Furthermore, technology frequently improves, as does our ability to reduce pollution through process change and product redesign. For this reason, the cost of controlling pollution can often fall, thus making some programs that were heretofore prohibitively expensive now attractive as social investments.

Many also are questioning whether the environmental benefits resulting from new controls are as much as they were at the start of the environmental era. Some believe that the law of diminishing returns relative to long-regulated environmental pollutants has begun to set in and that, although added control will no doubt produce gains to society, these gains will sometimes be small in relation to their costs.

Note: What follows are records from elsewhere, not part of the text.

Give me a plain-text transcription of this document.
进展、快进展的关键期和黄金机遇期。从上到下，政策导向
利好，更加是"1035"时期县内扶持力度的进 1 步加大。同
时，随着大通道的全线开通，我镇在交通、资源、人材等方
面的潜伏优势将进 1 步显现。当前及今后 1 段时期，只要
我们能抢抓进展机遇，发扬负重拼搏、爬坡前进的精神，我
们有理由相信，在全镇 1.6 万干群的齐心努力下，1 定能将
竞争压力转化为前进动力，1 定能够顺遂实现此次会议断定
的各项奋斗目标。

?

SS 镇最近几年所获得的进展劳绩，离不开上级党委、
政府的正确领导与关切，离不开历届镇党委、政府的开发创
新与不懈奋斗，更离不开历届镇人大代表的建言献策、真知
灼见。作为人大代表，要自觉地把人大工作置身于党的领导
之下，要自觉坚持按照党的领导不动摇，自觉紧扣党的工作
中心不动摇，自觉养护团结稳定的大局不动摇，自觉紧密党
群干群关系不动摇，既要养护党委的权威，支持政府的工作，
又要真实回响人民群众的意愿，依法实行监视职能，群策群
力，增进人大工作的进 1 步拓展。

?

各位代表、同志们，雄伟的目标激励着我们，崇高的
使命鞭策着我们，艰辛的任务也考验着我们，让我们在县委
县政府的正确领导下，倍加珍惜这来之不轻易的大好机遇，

Those questions are being asked not only in corporate board rooms—although that is where the questioning might be loudest—but also in city halls, governors' offices, and even in the offices of the Secretaries of federal departments. That is because state and local governments and such federal agencies as the Departments of Interior, Defense, and Energy are also subject to federal environmental regulations. In fact, concerns about the cost of controlling environmental pollutants at the federal and state levels relative to the benefits received led to the recent passage of legislation that makes it much harder for the federal government to write regulations that impose costs on lower levels of government without appropriating funds to help the affected parties comply.

There is ample evidence that the concern is bipartisan. Presidents Ford, Carter, Reagan, and Clinton—two Republicans and two Democrats—issued executive orders requiring that federal regulatory agencies identify both the benefits and the adverse economic impacts of all major regulations and ensure, if relevant statutes permitted, that the benefits of a proposed regulation exceed the costs and the least-costly approach to meeting the environmental objective was chosen. In the 103rd Congress, before the Republican takeover of both houses, a measure to require even more cost-benefit analysis and more explicitness in risk assessment passed in both houses by substantial majorities. By mid-1995, environmental advocacy groups, business organizations, policy experts in academe and "think tanks," and the Clinton administration had all come to agree that environmental regulation needed to be rethought in important respects—even if there was much disagreement about just which respects. At the same time, agreement appears to have been reached on the need for a fair and careful balancing of environmental improvements with their associated costs.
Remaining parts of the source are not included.